A feared third wave of the pandemic is sweeping the state as active cases of COVID-19 hit more record highs in Oklahoma and Carter County. Seven-day averages of new daily cases and newly reported deaths in Oklahoma also reached their highest levels of the pandemic on Thursday as area schools and daycares close their doors.

The state has recorded 164,340 total cases of COVID-19 and 1,588 deaths linked to the disease, according to the Oklahoma State Department of Health. With 2,915 new cases reported between Wednesday and Thursday, the seven-day average of new cases statewide rose above 2,800 for the first time, according to OSDH data compiled by The Ardmoreite.

The seven-day average of new daily cases rose to a record high Thursday. Over 25% of all COVID-19 cases have been confirmed in November.

The seven-day average of newly reported deaths linked to the disease climbed to 15.29, the highest level recorded, after 18 new deaths were reported on Thursday. The number of active cases statewide grew by 661 to 30,484.

The number of patients in Oklahoma hospitals with confirmed or suspected cases fell from Wednesday’s record high but still remained at 1,381, the second highest number recorded during the pandemic.

Along with the coronavirus pandemic, health officials are also watching statistics surrounding influenza. At least 51 people in Oklahoma have been hospitalized with the flu since Sept. 1, according to the OSDH influenza surveillance system on Thursday.

Between Sept. 1, 2019, and Aug. 29, 2020, the flu hospitalized 3,580 Oklahomans and killed 85. The worst flu season in a decade for Oklahoma was between 2017 and 2018, when 4,840 Oklahomans were hospitalized and 293 people died, according to OSDH historical data.

Statewide coronavirus trends are similar to Carter County trends showing a worsening situation as active cases reached another high mark on Thursday. The number of confirmed cases in the county climbed to 1,327, an increase of 32 since Wednesday. The seven-day average of new confirmed cases in the county fell slightly to 29.1 after reaching a record high 30.9 on Wednesday.

At least 269 cases of COVID-19 were active in Carter County on Thursday, the highest number yet recorded in the county.

The 269 active cases of COVID-19 reported in Carter County on Thursday are the most recorded locally. The seven-day average of new daily recoveries has been outpaced by the seven-day average of new daily cases since Oct. 1.

The seven-day average of new cases in Carter County was about 50% higher than the average of new recoveries Thursday. The two averages remained close to each other through early months of the pandemic until new daily cases started to drastically outpace new recoveries beginning in October.

The recent surge of COVID-19 cases in Carter County has led to every public school system in the county implementing distance learning in some form or fashion this week, according to phone calls to or statements from each of the nine public school systems in Carter County. At least one county daycare, Gloria Ainsworth Child Care, has notified parents of a closure through the end of November due to positive COVID-19 test results.

The decision to close schools, daycare centers and businesses is guided by state health officials but ultimately left up to individual organizations.
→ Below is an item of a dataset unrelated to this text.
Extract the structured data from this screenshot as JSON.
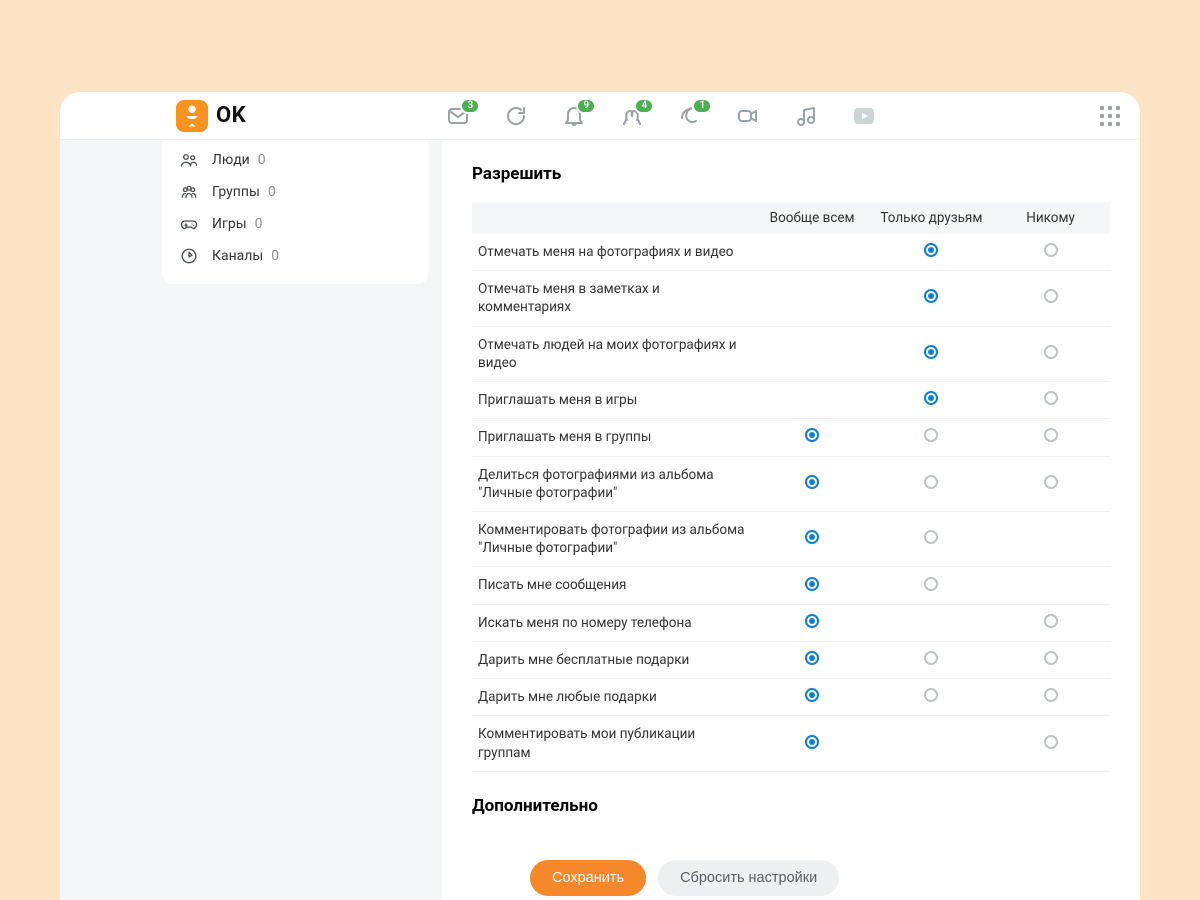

OSDH regional director Mendy Spohn said many of these groups have established their own protocols for decision-making.

“When we are contacted by day care or school locations, we try to give them a picture of the level of community spread in our area. As of now, it is obviously a large percent. We don’t tell schools, businesses, or other organizations to close. We walk through their individual circumstances in their operations,” Spohn said on Thursday.
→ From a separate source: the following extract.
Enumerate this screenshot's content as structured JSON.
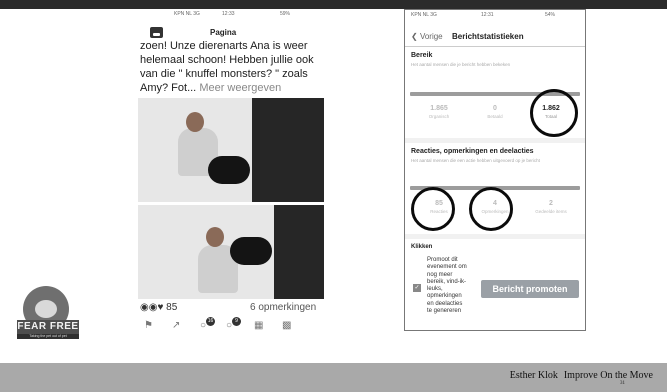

Schools that made the decision to close classrooms and shift to distance learning did so the week before a scheduled holiday break. Health care officials, including the Centers for Disease Control and Prevention, are urging Americans to forego holiday travel and family gatherings that may spread the virus further.

Spohn said southern Oklahomans who will travel regardless of public health recommendations should take precautions.

“It is very smart to consider family members over 65 and those with underlying health conditions when making plans. Masks work. Use them. Celebrate outside. Limit physical contact. Wash hands,” she said.